You’ll notice I’m talking about story and characters here more than any other aspect of the production. They mean a lot to me, and this is truly a movie meant to celebrate direction, dialogue, and performances in perfect harmony. That’s not to say that there aren’t gorgeous landscapes to behold. Along the journey, the gang takes time to stop at various locales, and these locations are romanticized, not by distortion, but by depiction. The stations they eat fast food at or the telephone poles accentuating their un-glamorous route are like any random things you’d see on a casual drive. After all, they aren’t vacationing. The locations they visit feel special because of what you know they’ll mean to all three of our leads when they look back on things. That’s an echo of what makes this piece beautiful. We aren’t sold romance in any capitalistic way. There’s no gorgeous shoreline where the leads go sunbathing on a blue surf set to orchestra. As a matter of fact, the only beach we see is the place where a disoriented Ebony wakes up after a night of drug-crazed anarchy. That’s the kind of love she buys into. The film itself does not. 

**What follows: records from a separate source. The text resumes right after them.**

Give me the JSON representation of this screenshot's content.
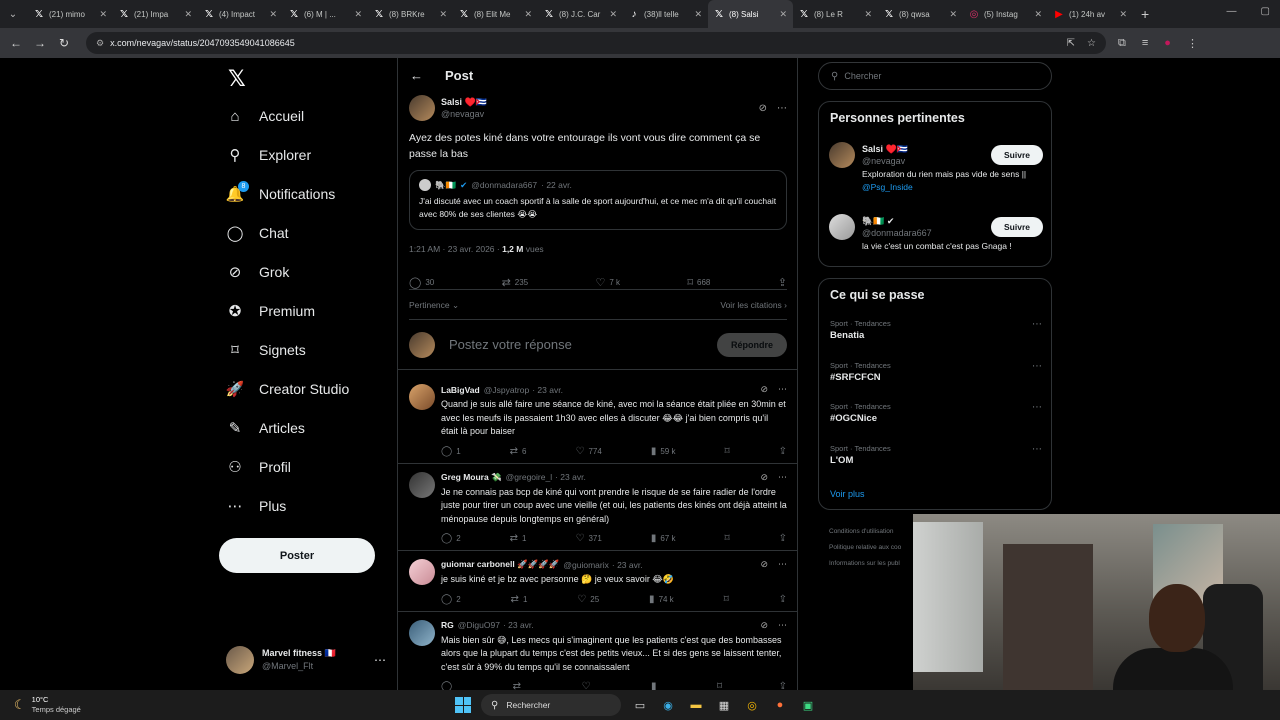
{
  "browser": {
    "tabs": [
      {
        "label": "(21) mimo",
        "icon": "x-logo-icon"
      },
      {
        "label": "(21) Impa",
        "icon": "x-logo-icon"
      },
      {
        "label": "(4) Impact",
        "icon": "x-logo-icon"
      },
      {
        "label": "(6) M | ...",
        "icon": "x-logo-icon"
      },
      {
        "label": "(8) BRKre",
        "icon": "x-logo-icon"
      },
      {
        "label": "(8) Elit Me",
        "icon": "x-logo-icon"
      },
      {
        "label": "(8) J.C. Car",
        "icon": "x-logo-icon"
      },
      {
        "label": "(38)ll telle",
        "icon": "tiktok-icon"
      },
      {
        "label": "(8) Salsi",
        "icon": "x-logo-icon",
        "active": true
      },
      {
        "label": "(8) Le R",
        "icon": "x-logo-icon"
      },
      {
        "label": "(8) qwsa",
        "icon": "x-logo-icon"
      },
      {
        "label": "(5) Instag",
        "icon": "instagram-icon"
      },
      {
        "label": "(1) 24h av",
        "icon": "youtube-icon"
      }
    ],
    "url": "x.com/nevagav/status/2047093549041086645"
  },
  "nav": {
    "logo": "𝕏",
    "items": [
      {
        "label": "Accueil",
        "icon": "home-icon",
        "glyph": "⌂"
      },
      {
        "label": "Explorer",
        "icon": "search-icon",
        "glyph": "⚲"
      },
      {
        "label": "Notifications",
        "icon": "bell-icon",
        "glyph": "🔔",
        "badge": "8"
      },
      {
        "label": "Chat",
        "icon": "chat-icon",
        "glyph": "◯"
      },
      {
        "label": "Grok",
        "icon": "grok-icon",
        "glyph": "⊘"
      },
      {
        "label": "Premium",
        "icon": "premium-icon",
        "glyph": "✪"
      },
      {
        "label": "Signets",
        "icon": "bookmark-icon",
        "glyph": "⌑"
      },
      {
        "label": "Creator Studio",
        "icon": "rocket-icon",
        "glyph": "🚀"
      },
      {
        "label": "Articles",
        "icon": "article-icon",
        "glyph": "✎"
      },
      {
        "label": "Profil",
        "icon": "profile-icon",
        "glyph": "⚇"
      },
      {
        "label": "Plus",
        "icon": "more-icon",
        "glyph": "⋯"
      }
    ],
    "post_button": "Poster",
    "account": {
      "name": "Marvel fitness 🇫🇷",
      "handle": "@Marvel_Flt"
    }
  },
  "main": {
    "header_title": "Post",
    "tweet": {
      "name": "Salsi ♥️🇨🇺",
      "handle": "@nevagav",
      "text": "Ayez des potes kiné dans votre entourage ils vont vous dire comment ça se passe la bas",
      "quote": {
        "name": "🐘🇨🇮",
        "handle": "@donmadara667",
        "date": "· 22 avr.",
        "text": "J'ai discuté avec un coach sportif à la salle de sport aujourd'hui, et ce mec m'a dit qu'il couchait avec 80% de ses clientes 😭😭"
      },
      "time": "1:21 AM · 23 avr. 2026 · ",
      "views": "1,2 M",
      "views_label": " vues",
      "stats": {
        "replies": "30",
        "retweets": "235",
        "likes": "7 k",
        "bookmarks": "668"
      },
      "sort_label": "Pertinence ⌄",
      "citations_label": "Voir les citations ›"
    },
    "reply_placeholder": "Postez votre réponse",
    "reply_button": "Répondre",
    "replies": [
      {
        "name": "LaBigVad",
        "handle": "@Jspyatrop",
        "date": "· 23 avr.",
        "text": "Quand je suis allé faire une séance de kiné, avec moi la séance était pliée en 30min et avec les meufs ils passaient 1h30 avec elles à discuter 😂😂 j'ai bien compris qu'il était là pour baiser",
        "replies": "1",
        "retweets": "6",
        "likes": "774",
        "views": "59 k"
      },
      {
        "name": "Greg Moura 💸",
        "handle": "@gregoire_l",
        "date": "· 23 avr.",
        "text": "Je ne connais pas bcp de kiné qui vont prendre le risque de se faire radier de l'ordre juste pour tirer un coup avec une vieille (et oui, les patients des kinés ont déjà atteint la ménopause depuis longtemps en général)",
        "replies": "2",
        "retweets": "1",
        "likes": "371",
        "views": "67 k"
      },
      {
        "name": "guiomar carbonell 🚀🚀🚀🚀",
        "handle": "@guiomarix",
        "date": "· 23 avr.",
        "text": "je suis kiné et je bz avec personne 🤔 je veux savoir 😂🤣",
        "replies": "2",
        "retweets": "1",
        "likes": "25",
        "views": "74 k"
      },
      {
        "name": "RG",
        "handle": "@DiguO97",
        "date": "· 23 avr.",
        "text": "Mais bien sûr 😅, Les mecs qui s'imaginent que les patients c'est que des bombasses alors que la plupart du temps c'est des petits vieux... Et si des gens se laissent tenter, c'est sûr à 99% du temps qu'il se connaissalent",
        "replies": "",
        "retweets": "",
        "likes": "",
        "views": ""
      }
    ]
  },
  "right": {
    "search_placeholder": "Chercher",
    "people_title": "Personnes pertinentes",
    "people": [
      {
        "name": "Salsi ♥️🇨🇺",
        "handle": "@nevagav",
        "button": "Suivre",
        "bio": "Exploration du rien mais pas vide de sens || ",
        "bio_link": "@Psg_Inside"
      },
      {
        "name": "🐘🇨🇮 ✔",
        "handle": "@donmadara667",
        "button": "Suivre",
        "bio": "la vie c'est un combat c'est pas Gnaga !",
        "bio_link": ""
      }
    ],
    "trends_title": "Ce qui se passe",
    "trends": [
      {
        "category": "Sport · Tendances",
        "name": "Benatia"
      },
      {
        "category": "Sport · Tendances",
        "name": "#SRFCFCN"
      },
      {
        "category": "Sport · Tendances",
        "name": "#OGCNice"
      },
      {
        "category": "Sport · Tendances",
        "name": "L'OM"
      }
    ],
    "see_more": "Voir plus",
    "footer": [
      "Conditions d'utilisation",
      "Politique relative aux coo",
      "Informations sur les publ"
    ]
  },
  "taskbar": {
    "temp": "10°C",
    "weather": "Temps dégagé",
    "search": "Rechercher"
  }
}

The car is cramped. There’s no romantic dinner. There’s no shopping spree. In real life, love happens because people find each other. Where they do or what they have isn’t what brings them together. “Of An Age” shows how things like setting and circumstance can actually work against a couple’s chances of happiness, and yet, against all odds, true connection can persevere. Kol and Adam don’t come together because it’s easy. Kol and Adam make it work because doing so, even when things are scary and they have no support outside of each other, is worth it.

So… You know that Kol and Adam take the risk. I don’t think anyone is surprised to read that. It isn’t a spoiler. However, that is where I will leave things. I can assure you that the film never loses its way and there are no drastic tonal shifts to make things more digestible for a general audience in the third act, thankfully. 

If you watch this film, and I think you should, face it with a willingness to accept. Trust that things are happening because Stolevski, who also wrote the film, is showing you how things were for these two young lovers, not how we’d like them to be. Love is truly still a battlefield for many young queer people, and when your culture or familial unit bristles at your truth, it can be even harder to make a lasting connection sustainable. Disapproval from those core, potentially earth-shattering people can make us look away, quiet down, and drown our feelings. 

Humans can’t breathe when they’re submerged. Denial can curse us with an inability to embrace possibility when it finds us. “Of An Age” shows a struggling teen attempting to break free from toxic patterns and claim possibility for himself. No matter how you identify, that vibrant desire to be one with your own life and not miss out on the special things one remembers ‘til the end is something we all feel. It’s a gift that something this specific can also be so universal. See “Of An Age” today. There’s no time to waste.